O nome só faz pele de arrasto milhares de jovens estudantes e seu conteúdo podem envolver dias de alegria e presentes ou punições e mais trabalho nos livros: eleno boletim escolar, a versão escolar de Minos, o juiz do inferno de Dante Alighieri!

“PEQUENO”, MAS IMPORTANTE

O nome é enganoso e não representa totalmente a importância que ocupa na vida de um aluno pobre: ​​”relatório escolar“é de fato o diminutivo do latim “página”, ou seja, uma “fachada escrita de um livro ou caderno”.

Para a língua italiana, portanto, seria a “página pequena”.

Mas na Roma antiga essas pequenas páginas não avaliavam alunos ou semestres finais … é por isso que eles não deram um nome mais assustador!

UMA IDEIA AUSTRÍACA

A função moderna desse maldito papel se deve ao bom Imperador da Áustria Joseph II, que o apresentou a 1783.

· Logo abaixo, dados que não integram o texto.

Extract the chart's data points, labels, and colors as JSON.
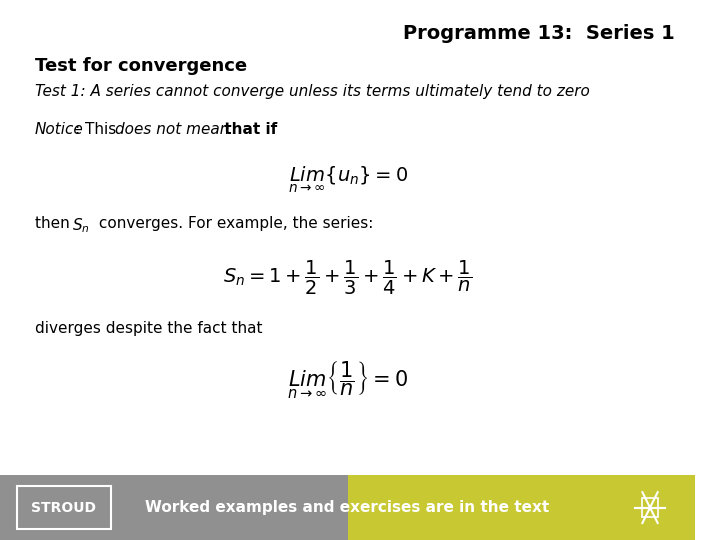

Chegou à Itália cerca de um século depois, mas foi oficialmente introduzido em todas as escolas italianas com um único modelo, apenas em ele era fascista, com o decreto real de 20 de junho de 1926.

Porém, não foi a escola que o comprou, mas sim cada família teve de o comprar na tabacaria ao preço de 5 liras (cerca de 4 euros hoje). Além do dano, o insulto!

Os primeiros boletins tinham na capa (a primeira página) Brasão de Sabóia da Casa Real e as provações foram expresso em avaliações (chega, bem, louvável …) e não em graus numéricos (como acontece hoje).

O regime fascista também o usou para doutrinar os jovens, que deveriam ser saudáveis, atléticos e educados nos valores fascistas.

Com as reformas subsequentes, o boletim escolar assumiu a forma que ainda afeta os verões dos alunos hoje … não se desespere: o boletim não é um julgamento sobre a pessoa, mas apenas sobre o desempenho acadêmico!

Algumas excelências da humanidade (Einstein, Garibaldi etc …) Eles tiveram notas ruins, mas ótimas ideias!